Il paradigma della globalizzazione capitalistica che ha come naturale conseguenza la proposizione della privatizzazione come soluzione a problemi sociali ha permesso la delega alle organizzazioni non governative della risoluzione di problematiche sociali legate allo sviluppo capitalistico, come l’educazione primaria e la disoccupazione femminile.
L’articolazione interna di questa arma nei paesi a capitalismo avanzato si chiama "terzo settore" e presenta le medesime peculiarità.
Il paradigma liberale che pervade l’industria internazionale delle ONG non include e non permetta che vengano incluse priorità di liberazione nazionale tra gli obiettivi. Così l’intervento delle O.N.G. è stato fatto da una prospettiva strettamente umanitaria, senza riconoscere che il popolo palestinese è un popolo occupato e che la mancanza di infrastrutture statali è in effetti il risultato diretto dell’occupazione straniera. Quindi, le iniziative delle ONG hanno rivolto la loro attenzione sui sintomi e non sulle cause.

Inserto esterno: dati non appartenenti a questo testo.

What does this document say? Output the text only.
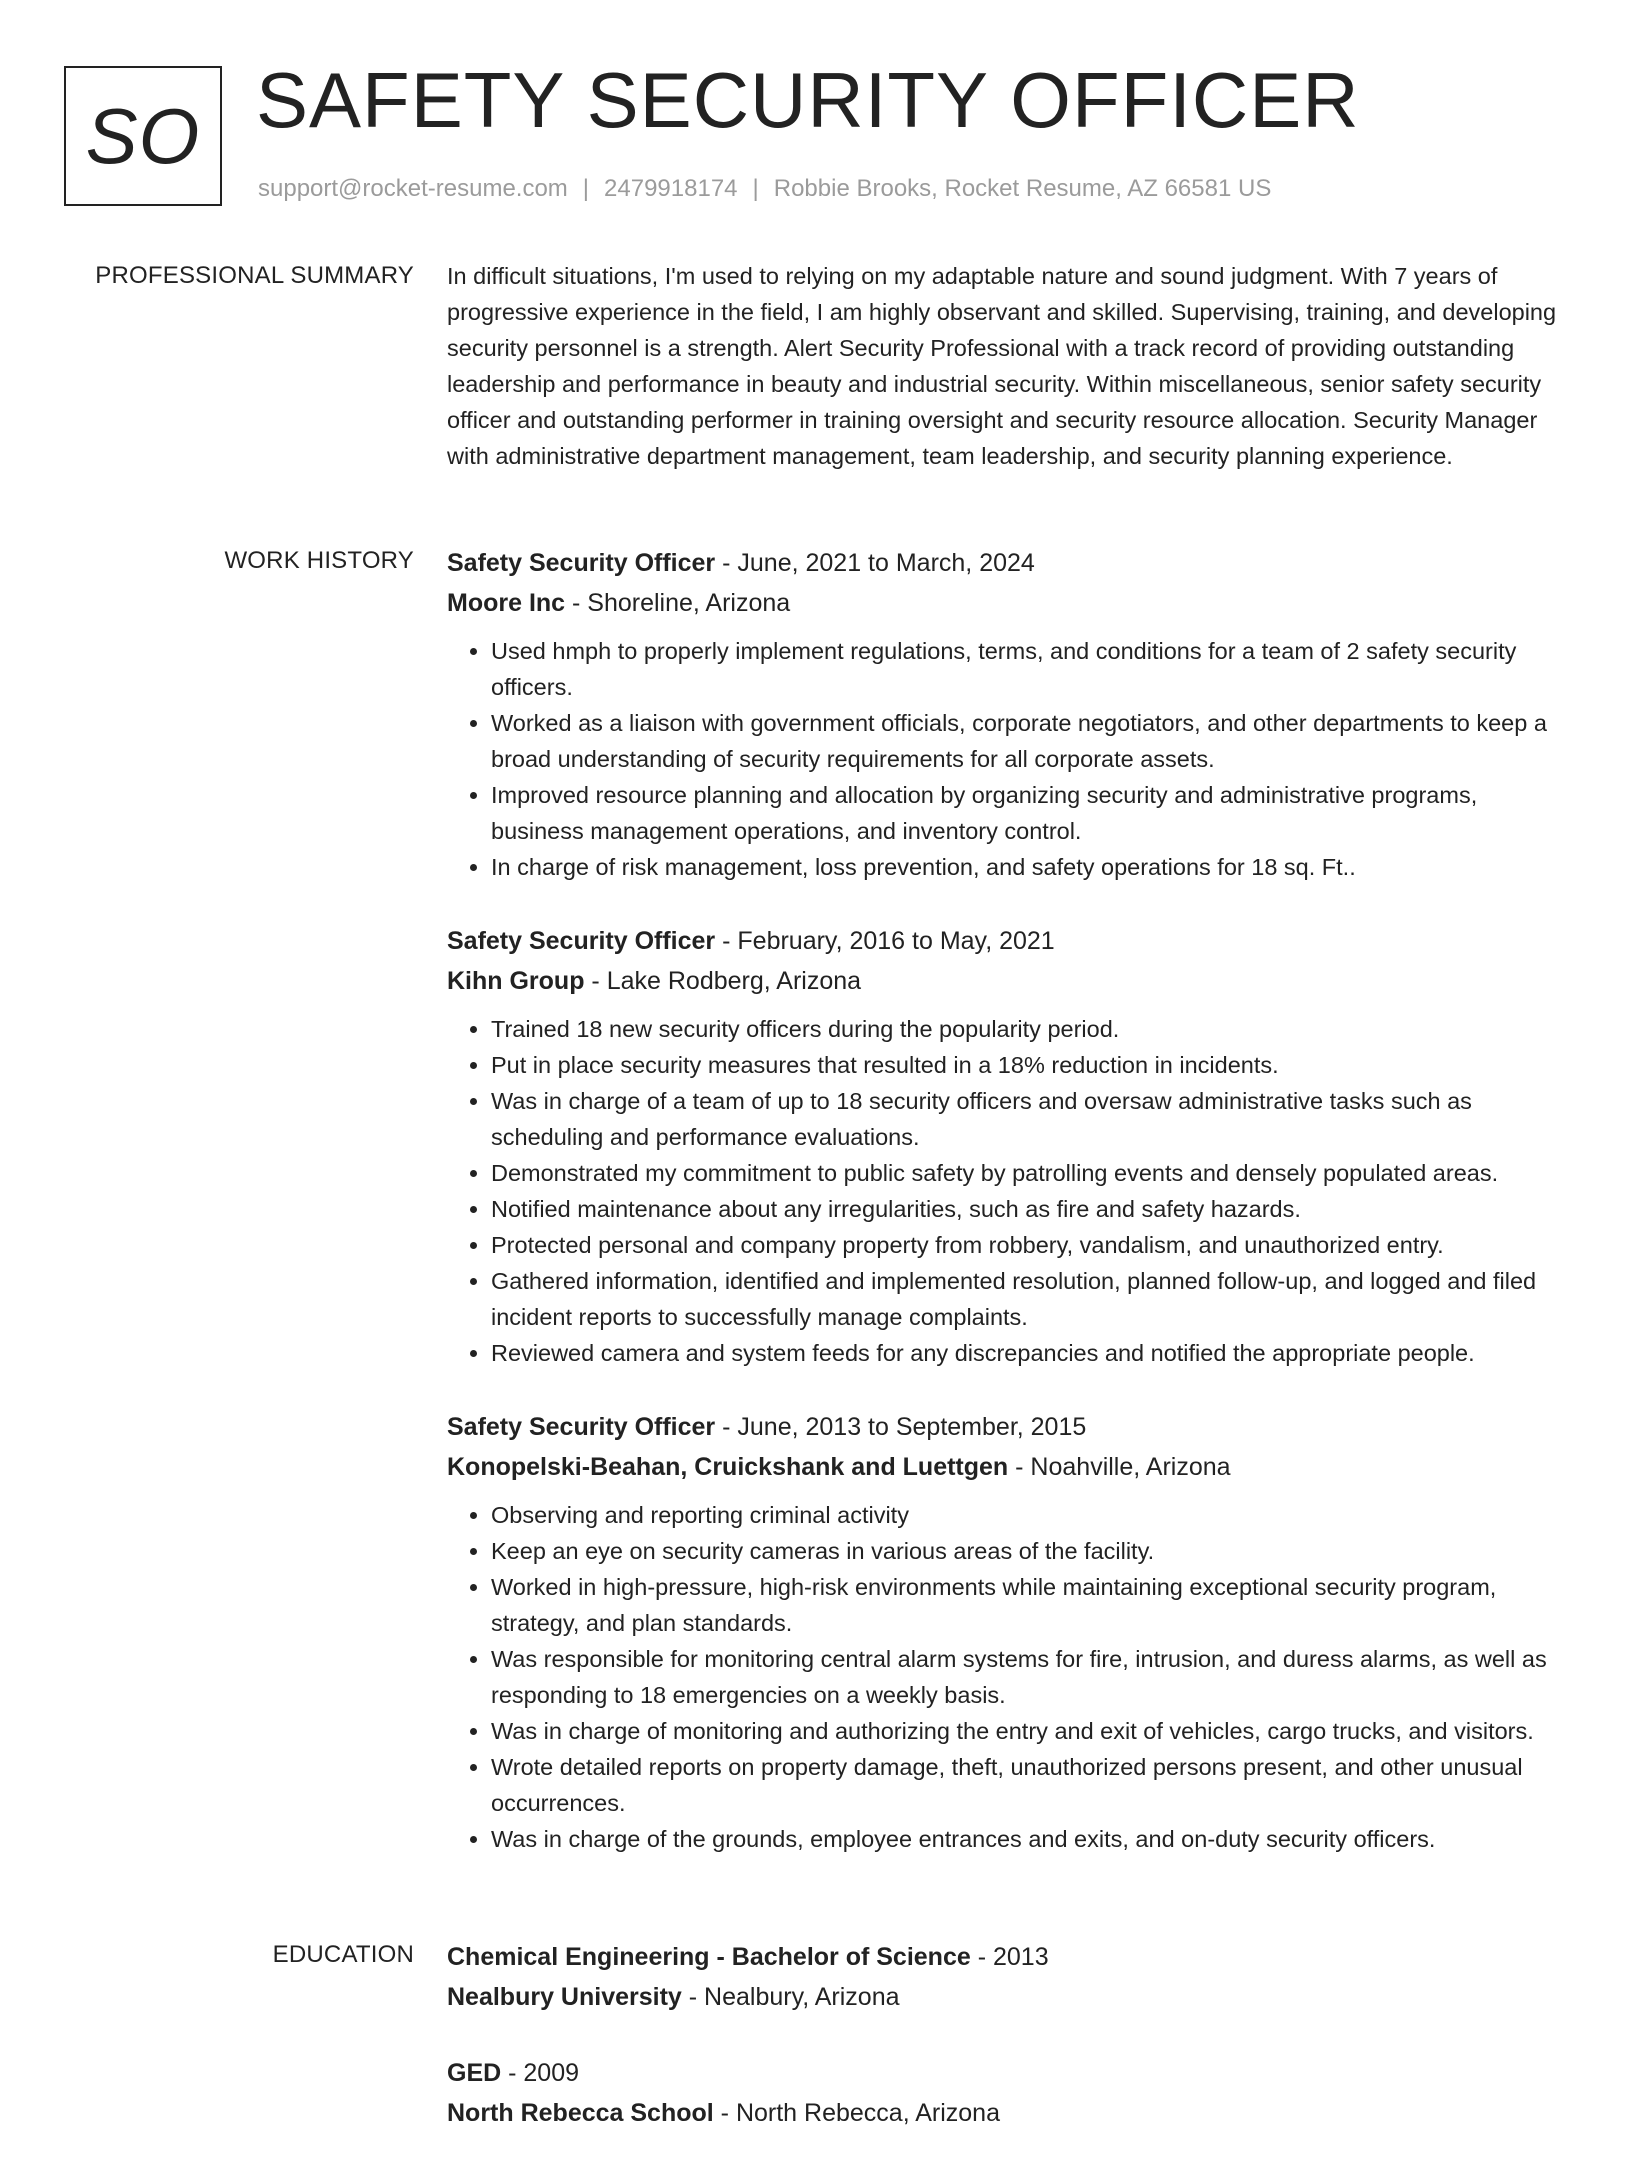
SO SAFETY SECURITY OFFICER
support@rocket-resume.com | 2479918174 | Robbie Brooks, Rocket Resume, AZ 66581 US
PROFESSIONAL SUMMARY In difficult situations, I'm used to relying on my adaptable nature and sound judgment. With 7 years of progressive experience in the field, I am highly observant and skilled. Supervising, training, and developing security personnel is a strength. Alert Security Professional with a track record of providing outstanding leadership and performance in beauty and industrial security. Within miscellaneous, senior safety security officer and outstanding performer in training oversight and security resource allocation. Security Manager with administrative department management, team leadership, and security planning experience.

WORK HISTORY Safety Security Officer - June, 2021 to March, 2024
Moore Inc - Shoreline, Arizona
• Used hmph to properly implement regulations, terms, and conditions for a team of 2 safety security officers.
• Worked as a liaison with government officials, corporate negotiators, and other departments to keep a broad understanding of security requirements for all corporate assets.
• Improved resource planning and allocation by organizing security and administrative programs, business management operations, and inventory control.
• In charge of risk management, loss prevention, and safety operations for 18 sq. Ft..
Safety Security Officer - February, 2016 to May, 2021
Kihn Group - Lake Rodberg, Arizona
• Trained 18 new security officers during the popularity period.
• Put in place security measures that resulted in a 18% reduction in incidents.
• Was in charge of a team of up to 18 security officers and oversaw administrative tasks such as scheduling and performance evaluations.
• Demonstrated my commitment to public safety by patrolling events and densely populated areas.
• Notified maintenance about any irregularities, such as fire and safety hazards.
• Protected personal and company property from robbery, vandalism, and unauthorized entry.
• Gathered information, identified and implemented resolution, planned follow-up, and logged and filed incident reports to successfully manage complaints.
• Reviewed camera and system feeds for any discrepancies and notified the appropriate people.
Safety Security Officer - June, 2013 to September, 2015
Konopelski-Beahan, Cruickshank and Luettgen - Noahville, Arizona
• Observing and reporting criminal activity
• Keep an eye on security cameras in various areas of the facility.
• Worked in high-pressure, high-risk environments while maintaining exceptional security program, strategy, and plan standards.
• Was responsible for monitoring central alarm systems for fire, intrusion, and duress alarms, as well as responding to 18 emergencies on a weekly basis.
• Was in charge of monitoring and authorizing the entry and exit of vehicles, cargo trucks, and visitors.
• Wrote detailed reports on property damage, theft, unauthorized persons present, and other unusual occurrences.
• Was in charge of the grounds, employee entrances and exits, and on-duty security officers.
EDUCATION Chemical Engineering - Bachelor of Science - 2013
Nealbury University - Nealbury, Arizona
GED - 2009
North Rebecca School - North Rebecca, Arizona
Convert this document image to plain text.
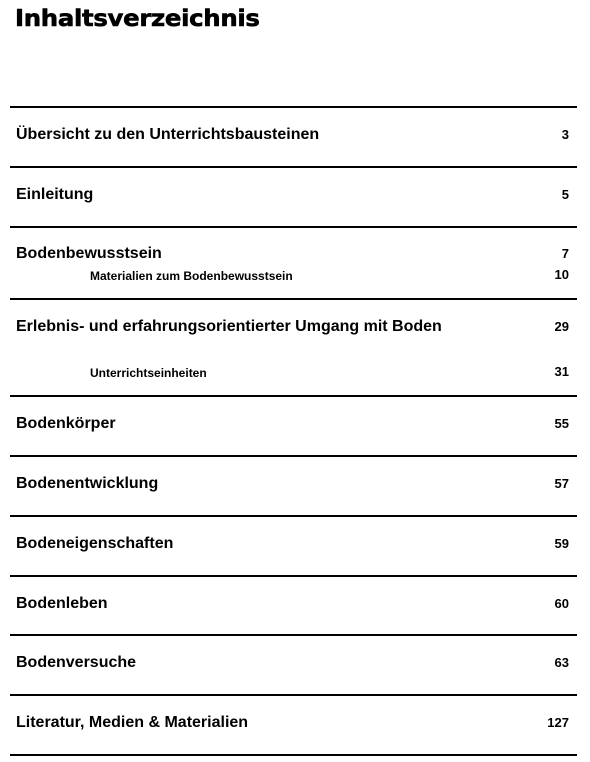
Inhaltsverzeichnis
Übersicht zu den Unterrichtsbausteinen	3
Einleitung	5
Bodenbewusstsein	7
Materialien zum Bodenbewusstsein	10
Erlebnis- und erfahrungsorientierter Umgang mit Boden	29
Unterrichtseinheiten	31
Bodenkörper	55
Bodenentwicklung	57
Bodeneigenschaften	59
Bodenleben	60
Bodenversuche	63
Literatur, Medien & Materialien	127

Questo problema è particolarmente pronunciato all’interno delle organizzazioni internazionali delle donne. Le donne delle organizzazioni internazionali danno finanziamenti per maggiori diritti alle donne palestinesi e per le questioni inerenti la parità tra i sessi senza riconoscere il legame fra il patriarcato palestinese e l’occupazione israeliana.
Ovviamente esiste tuttora una rete di strutture che continuano a lavorare al di fuori di questa logica privilegiando i criteri dell’autorganizzazione e dell’autogestione, e avendo come paradigma teorico l’anticapitalismo.
Si parla in particolare dell’Unione del comitati delle donne palestinesi (UPWC, fondato nel 1982) e dell’Unione dei comitati dei lavoratori della salute (UHWC, fondato durante la prima Intifada e attivo in West Bank e nella Striscia di Gaza) che non hanno smantellato il portato politico della prima Intifada, che rifuggono le donazioni vincolate e che portano avanti una resistenza quotidiana permettendo agli asili nido e alle scuole per l’infanzia (non garantiti dall’Autorità Nazionale), agli ospedali dei campi profughi di funzionare per tutti e tutte, fornendo prestazioni gratuite o comunque modulate rispetto al reddito, veicolando dei contenuti educativi non autoritari, potenziando e garantendo diritti fondamentali come quello all’istruzione e alla salute.
Sono questi i progetti che ci siamo impegnati e impegnate a sostenere,certi e certe che sono articolazioni importantissime di una resistenza popolare che si è tentato di pacificare con ogni mezzo.